O kadar çabuk ürüyorlardı ki, gezegenin diğer ırklarından biri olan baş düşmanları
“BEYAZ HÜCRE” halkı ile yaptıkları her savaştan sonra, nüfuslarındaki büyük azalmalara rağmen toparlanmaları ve çoğalmaları uzun sürmüyordu. Gece veya gündüz, uyku ya da uyanıklık gibi hallerin geçerli olmadığı, beden ismini verdikleri “GEZEGENLERİNDE” zaman kavramı olmadan yaşamlarını sürdürüyorlardı.
Gezegenin sonu gelmeden akıp giden kırmızı nehirlerinde seyahat ederek, ORGAN denen devasa kıtaları dolaşıyor, yerleşecek uygun bir ortam arayıp bulduklarında bır sonraki savaşa hazırlanıyorlardı. Kendilerini yok etmek isteyen beyaz hücre halkı yetmezmiş gibi, bir de göktaşı tehlikesi (!) vardı gezegenlerinde...
Kendilerine göre çok uzun denebilecek aralıklarda gezegenlerinde göktaşı yağmuru olur, ortalık cehenneme döner ve bu devasa göktaşlarının parçalanıp dağılması ile birlikte ortaya çıkan bir takım uzaylı varlıklar, bakteri halkının kıyamet olarak tanımladığı toplu ölümlere sebep olurdu. Kıyametten kurtulanlar bir sonraki göktaşı yağmuruna karşı daha bir hazırlıklı olmak ve uzaylıların kullandıkları kimyasal silahlara dayanabilmek için gezegenin ıssız bölgelerine gider, bilimsel çalışmalarına devam ederek savunma sistemleri geliştirir, bu arada çoğalır ve güçlenirlerdi.
Üzerinde yaşadıkları beden gezegeninin de bir ömrü ve sonu olduğunu söyleyen yaşlı bilgeler de vardı ama çoğu bu söylentilere pek kulak asmazlar, hiçbir şey olmamış gibi yaşamlarına kaldıkları yerden devam ederlerdi......

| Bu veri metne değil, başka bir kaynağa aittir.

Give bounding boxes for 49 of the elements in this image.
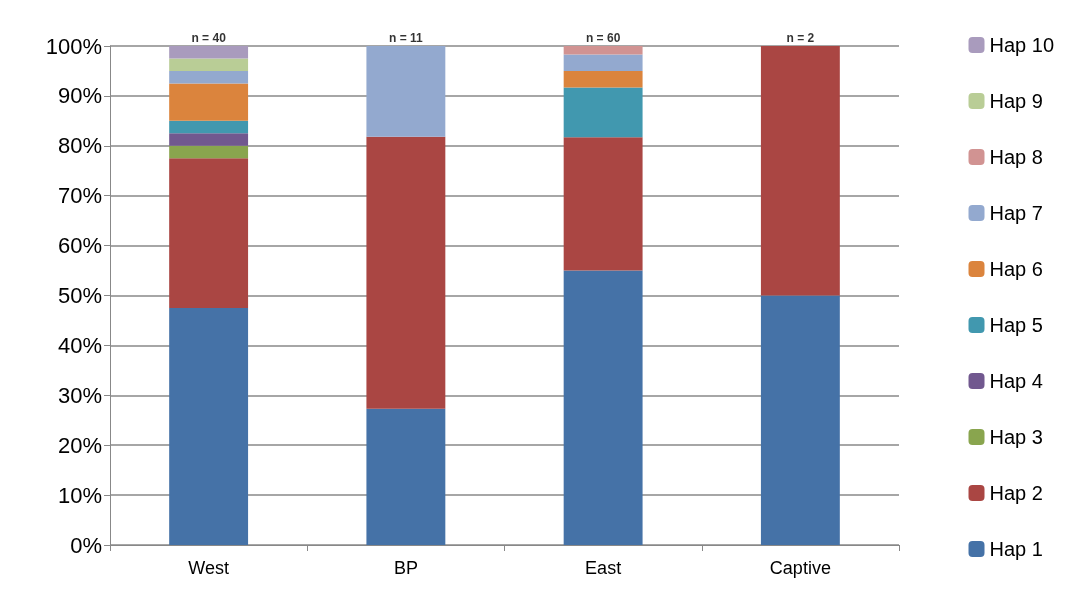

...... Akciğer enfeksiyonu nedeni ile işine gidemeyen genç adam evinin salonunda ayaklarını uzatmış televizyon seyrediyordu. “Yine savaş, yine kan, yine ölüm.. Hergün aynı haberler” diye düşünürken antibiyotiklerini almadığını hatırladı ve mutfakta akşam yemeği için aldığı balıkları ayıklamakta olan eşine seslendi:
“Hayatım, ilacım ve yanında bir bardak su verir misin lütfen!”